Rick Aidekman and the Crazy World of NYC Landlords-Part 13

This entry is part 13 of 14 in the series Rick Aidekman and the crazy world of NYC Landlords

Rick Aidekman and the Crazy World of NYC Landlords-Part 13,

This article will deal with some experiences that Rick Aidekman, me, had with one particular

property owner that I did some work for several decades ago.   He was as smart as they

come and was entirely self-made.   He owned properties all over the City and in some Jersey suburbs.

Most of the properties were what were called “taxpayers.”     These were single story buildings typically with retail stores and no residential.   Occasionally, there were second floor offices, which in the secondary neighborhoods within which they were located, were quite hard to rent.   

There was one property located on what had once been a busy shopping hub in the of a middle-income neighborhood in the Bronx.    In 1973, the largest residential high-rise development in New York City was completed (over 40,000 apartments, a city in itself) on the land once occupied by Freedomland, a once popular amusement park, that celebrated American History.   Freedomland was built on what had been marshland, opened in 1960 and closed four years later.    The newly open high-rise complex, known as Co-op City, pulled the upper middle-class population out of the better sections of the Bronx, with the dream of a safe life, with nice apartments and great shopping, not to mention parking.    With this exodus, the Bronx lost its vibrant upper middle class, which was quickly replaced predominately by lower income tenants, who, at the time, were the only ones willing to move into these neighborhoods.   They were predominately Hispanic.   Over time, new communities were developed, and the next generation stayed and grew into the middle class and upper middle class.

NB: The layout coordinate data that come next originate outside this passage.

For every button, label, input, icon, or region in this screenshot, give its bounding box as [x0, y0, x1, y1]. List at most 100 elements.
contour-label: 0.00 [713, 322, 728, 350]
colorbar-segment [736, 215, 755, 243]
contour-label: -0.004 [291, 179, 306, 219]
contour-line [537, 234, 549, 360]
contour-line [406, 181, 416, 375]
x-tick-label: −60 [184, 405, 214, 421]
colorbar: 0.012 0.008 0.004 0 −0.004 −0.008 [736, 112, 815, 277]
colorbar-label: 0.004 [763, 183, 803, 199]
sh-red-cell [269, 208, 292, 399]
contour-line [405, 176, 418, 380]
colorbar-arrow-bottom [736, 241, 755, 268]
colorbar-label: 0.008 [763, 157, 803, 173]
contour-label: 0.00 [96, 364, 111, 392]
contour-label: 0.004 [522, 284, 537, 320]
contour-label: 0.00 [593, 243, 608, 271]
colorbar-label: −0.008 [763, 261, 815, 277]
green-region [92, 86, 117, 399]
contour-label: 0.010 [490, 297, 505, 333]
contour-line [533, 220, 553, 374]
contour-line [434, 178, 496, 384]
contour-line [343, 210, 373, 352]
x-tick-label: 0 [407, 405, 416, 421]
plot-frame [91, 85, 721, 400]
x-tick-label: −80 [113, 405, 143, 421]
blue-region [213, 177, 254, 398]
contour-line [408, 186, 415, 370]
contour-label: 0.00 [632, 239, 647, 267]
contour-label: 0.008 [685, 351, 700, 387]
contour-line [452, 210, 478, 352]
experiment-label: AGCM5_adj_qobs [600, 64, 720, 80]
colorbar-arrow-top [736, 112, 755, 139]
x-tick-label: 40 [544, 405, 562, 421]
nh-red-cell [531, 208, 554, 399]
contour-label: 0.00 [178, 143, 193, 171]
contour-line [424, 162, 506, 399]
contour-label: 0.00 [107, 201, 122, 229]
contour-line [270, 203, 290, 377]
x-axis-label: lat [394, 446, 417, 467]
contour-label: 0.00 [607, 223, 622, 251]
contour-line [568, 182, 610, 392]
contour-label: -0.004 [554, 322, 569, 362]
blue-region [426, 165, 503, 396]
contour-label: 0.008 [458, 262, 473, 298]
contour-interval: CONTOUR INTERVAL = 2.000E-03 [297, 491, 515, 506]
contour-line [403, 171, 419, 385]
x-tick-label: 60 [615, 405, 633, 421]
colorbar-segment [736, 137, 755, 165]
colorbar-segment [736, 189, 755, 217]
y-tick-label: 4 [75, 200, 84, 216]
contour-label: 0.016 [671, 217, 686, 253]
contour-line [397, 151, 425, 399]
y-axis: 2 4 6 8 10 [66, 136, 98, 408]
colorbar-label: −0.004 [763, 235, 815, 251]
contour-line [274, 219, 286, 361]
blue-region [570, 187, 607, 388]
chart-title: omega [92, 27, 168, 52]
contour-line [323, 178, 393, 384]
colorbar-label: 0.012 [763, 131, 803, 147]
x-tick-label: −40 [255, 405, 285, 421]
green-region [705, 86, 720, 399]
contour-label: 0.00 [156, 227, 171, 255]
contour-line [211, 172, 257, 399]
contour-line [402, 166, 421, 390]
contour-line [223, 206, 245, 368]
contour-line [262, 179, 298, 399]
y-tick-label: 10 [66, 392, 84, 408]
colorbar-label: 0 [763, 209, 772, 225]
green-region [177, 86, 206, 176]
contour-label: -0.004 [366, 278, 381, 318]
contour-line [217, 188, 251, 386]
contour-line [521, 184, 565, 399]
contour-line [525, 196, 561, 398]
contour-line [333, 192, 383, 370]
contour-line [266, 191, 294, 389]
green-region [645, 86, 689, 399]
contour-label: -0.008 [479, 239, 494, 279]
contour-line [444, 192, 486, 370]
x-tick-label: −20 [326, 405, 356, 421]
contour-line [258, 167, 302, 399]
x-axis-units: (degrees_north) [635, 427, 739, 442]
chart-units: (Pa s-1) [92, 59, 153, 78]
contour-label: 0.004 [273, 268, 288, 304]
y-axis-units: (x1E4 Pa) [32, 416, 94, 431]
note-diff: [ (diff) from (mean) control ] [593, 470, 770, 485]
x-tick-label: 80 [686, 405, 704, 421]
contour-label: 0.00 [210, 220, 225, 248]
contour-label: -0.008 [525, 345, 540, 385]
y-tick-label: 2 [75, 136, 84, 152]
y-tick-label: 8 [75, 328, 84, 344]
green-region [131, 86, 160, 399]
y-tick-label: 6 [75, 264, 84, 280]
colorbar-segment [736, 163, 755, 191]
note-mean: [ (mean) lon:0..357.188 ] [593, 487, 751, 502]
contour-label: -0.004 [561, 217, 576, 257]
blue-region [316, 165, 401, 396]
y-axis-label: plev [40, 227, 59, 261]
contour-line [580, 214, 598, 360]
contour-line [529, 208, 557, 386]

This Taxpayer was located in an area that had many beautifully built apartment buildings from the 1930s and 1940s that were built to luxury standards, many of which had been converted to cooperatives.     They typically had large apartments, tiled bathrooms, large lobbies with vaulted ceilings.    Some had large gardens in the center of the property.   This taxpayer had three or four stores including a butcher and a local Synagogue that had a narrow entrance on the side street with most of its space in the back of the building behind the stores.      The space was about 1,000 square feet and had a small membership of mostly older people who did not move when their friends did.   The Synagogues lease had expired, and we were directed to meet with them and tell them it would not be renewed.    My associate and I said we wouldn’t do it as it didn’t feel right.    One of the friends of our client said he would do the “dirty work and through them out.”     A bit gruff, as he was trying to show us how tough he was.  We then drove up to the property to meet with the board members of the Synagogue.   As we approached the door on the quiet side street, as if it were by magic, the entrance door opened, and to our surprise, we were greeted by a couple of young girls around 12 years old.   They walked us into the main area of the Synagogue where we were greeted by another group of about 10 youngsters and half a dozen adults.    More importantly, we were greeted with home baked cookies, cake and apple juice.    It was as if we had come down from the mountain top carrying the tablets.    The adults welcomed us with such warmth and kindness, that client’s friend said “I can’t do this.   Give them an extension.”   Which we did.

Shortly thereafter, the butcher left, as a result of most of his customers had long ago departed.    We had a vacant store in a neighborhood that was just starting back on its way up as it had only been 13 years since Co-op City stripped the neighborhoods bare of their upper middle-income residents.

It looked like it would be a while before we could rent the store.   The owner of the property asked my associate to check the immediate area and see what types of stores were there and if there were any new retailers.    It turned out that a new pharmacy had just opened across the street and the owner had put some money into making his store look good.    The owner told my associate to make up a sign and put it into the window of the recently vacated butcher shop stating, “Coming soon, new Pharmacy.”    Of course, there was no such tenant, even in discussions.    Within what seemed like a few hours, the phone rang, and of course it was the owner of the new pharmacy asking what it would take not to put the new competitor in the space.   The owner asked for $10,000, which the pharmacist promptly paid for an agreement to not rent to a competitor.     The owner than said, let’s work on another sign.

On a similar property in Harlem, the same owner asked my associate to rent a store on the first floor.    The store was about 1,500 square feet and had been empty for some time.   We didn’t know that the owner had purchased the property, but my associate, as always, was eager to please, and made it his priority.    Surprisingly, he found a tenant, someone he knew from a prior leasing experience, and executed a lease.    Then came the surprise.   In fact, the owner, did not actually own the property, but had been negotiating to acquire it and wanted to see what he could get for the vacant store before he signed the contract.   My associate was clearly shaken by the fact that he signed a lease for a property not owned by our client.   Thankfully, the property was purchased, and he was off the hook.